The documentary introduced me to Isabella Stewart Gardner, a leading American art collector who imagined and built the namesake museum to resemble the palaces of Venice. This short excerpt from a 1965 article in The New York Times makes me keen to get my hands on her out-of-print biography: She was credited with receiving “best Boston” perched on the branches of a ceiling-high potted mimosa tree and with keeping lions in the cellar of Fenway Court, her Venetian “palace” near Boston’s Museum of Fine Arts.
I am in awe of the museum’s beautiful building, with its luxuriously exotic courtyard reminiscent of an exclusivist hotel.

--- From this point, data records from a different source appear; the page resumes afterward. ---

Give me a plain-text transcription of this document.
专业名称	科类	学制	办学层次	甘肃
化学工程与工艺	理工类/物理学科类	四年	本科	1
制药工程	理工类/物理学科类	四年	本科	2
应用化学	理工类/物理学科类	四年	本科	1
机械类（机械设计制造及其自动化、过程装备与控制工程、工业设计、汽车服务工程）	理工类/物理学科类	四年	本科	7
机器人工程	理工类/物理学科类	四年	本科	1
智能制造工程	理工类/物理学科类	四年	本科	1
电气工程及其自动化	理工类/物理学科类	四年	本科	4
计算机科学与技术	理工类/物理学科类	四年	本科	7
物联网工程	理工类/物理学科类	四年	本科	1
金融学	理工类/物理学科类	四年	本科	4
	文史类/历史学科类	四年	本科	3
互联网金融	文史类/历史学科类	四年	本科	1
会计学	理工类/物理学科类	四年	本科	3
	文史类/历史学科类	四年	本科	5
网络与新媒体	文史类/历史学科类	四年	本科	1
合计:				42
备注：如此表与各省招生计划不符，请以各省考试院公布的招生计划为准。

Not one single photo does it justice, do look it up and browse at liberty.
Bonus exquisite find and perhaps the last one on this topic for a while is this article about the most stolen piece of art in history.
The Walking Library
What a beautiful empowering image, don’t you think? I find it exquisite to see two women enjoying books in such a public fashion almost 100 years ago. This was called a walking library in the London of the 1930s. I don’t know how long this lasted for and if it was popular in other places at that time, but it certainly looks like a great idea and it has inspired similar modern versions. Watch the video on the link to learn more, but also to hear some interesting thoughts about walking with a book.
Bonus exquisite find is this round-up of Ten Crazy and Unusual Mobile Libraries From Around the World. I love them all!
Reading while Walking
The above exquisite find got me thinking about reading while walking… something I’ve done in the past but normally for short walks from the tube to my house or similar. Never have I done it for long walks and still I always thought it must be and look strange. But apparently, this is quite common and the people who do it are called bibliopedestrians. Jean-Jacques Rousseau was apparently a bilbiopedestrian and you can read a bit more about the history of reading while walking in this tongue-in-cheek article.

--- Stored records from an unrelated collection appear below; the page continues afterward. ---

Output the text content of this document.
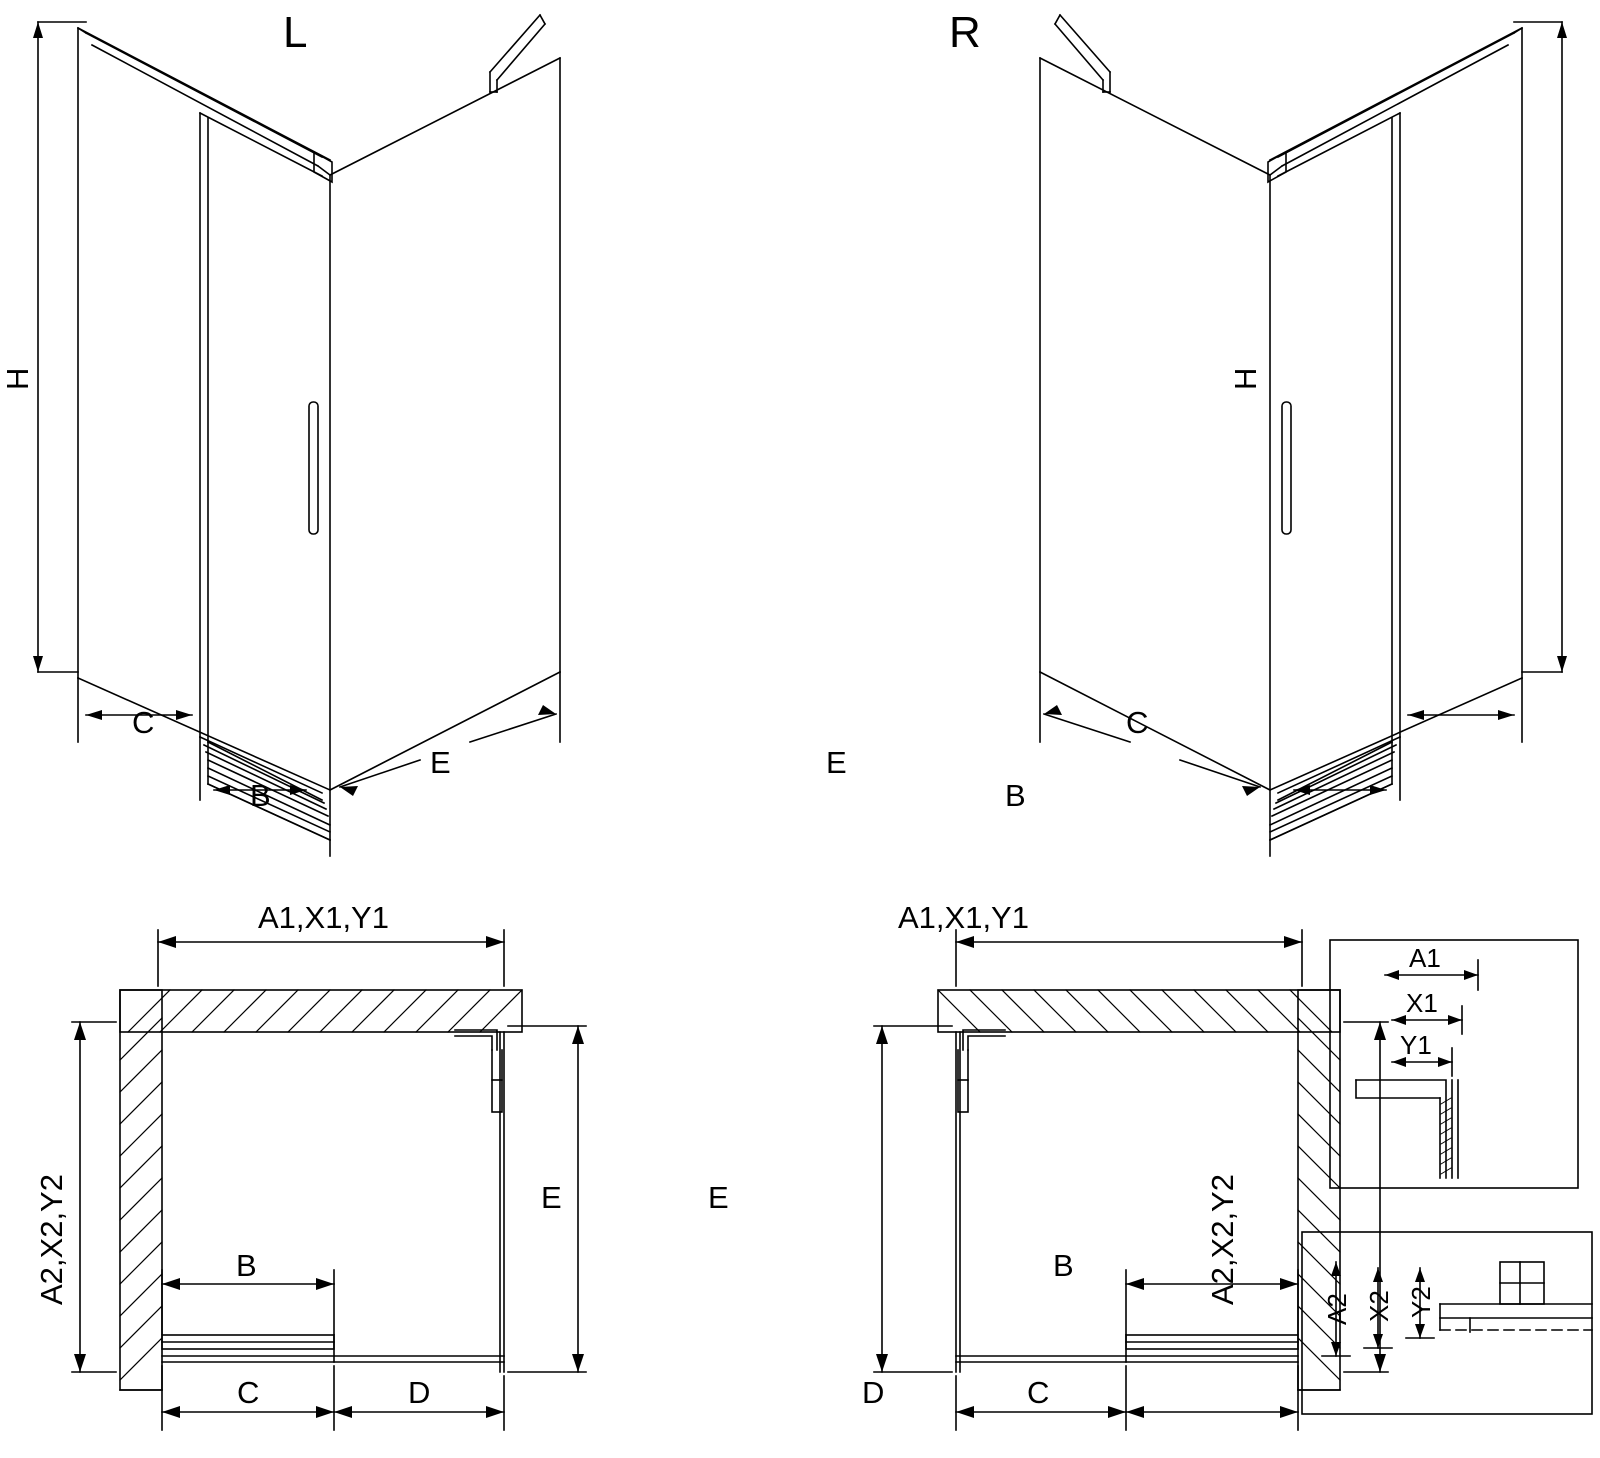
L	R
H
C
B
E
H
C
B
E
A1,X1,Y1
A2,X2,Y2	E
B
C	D
A1,X1,Y1
A2,X2,Y2
E
B
C
D
A1
X1
Y1
A2 X2 Y2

Nowadays I am pretty much always walking with my son, and sometimes I will listen to an audiobook when we are out, but I am looking forward to experimenting with an actual book in the future. Would you give it a try?
The Science of Walking
Source – The Poppy Field near Argenteuil, 1873 by Claude Monet
This seems to be a cascading series of finds, but I’ve had this topic on my list to share for a while and this is the perfect time to do it. Since I’ve started going out for walks as often as I can with my son, I have re-discovered how much I enjoy it and I started looking more into the benefits of walking.
As expected, there are many different and most importantly science-backed ones, from strengthening the heart to burning calories, boosting the immunity, energy levels and one’s mood, it is ultimately supposed to make us more creative and extend our life. Wow! Called the most underrated form of exercise, is there anything walking can’t do? It’s no wonder that the short afternoon walk feels we’re putting too much pressure on it. Please read this very funny fictitious confession!
Still, if you google ‘benefits of walking’ you get almost 300 million results. No need to say more, go on and plan your next walk!
La Scala Infiorata
Italy is a place I always long to return back to and these images only intensity that feeling. Plus, I have never actually been to Sicily and now I am checking the dates for their Flower Festival next year! The installations in the images above are created for this occasion every year using thousands of potted plants and flowers of many colours and species. The stairs are also known as La Scala Illuminata di Caltagirone, because sometimes the 142 steps are adorned with a grand design created with candles.
What a creative way to transform a beautiful historical place into something new time and time again, without losing any of its original irreplicable value and charm!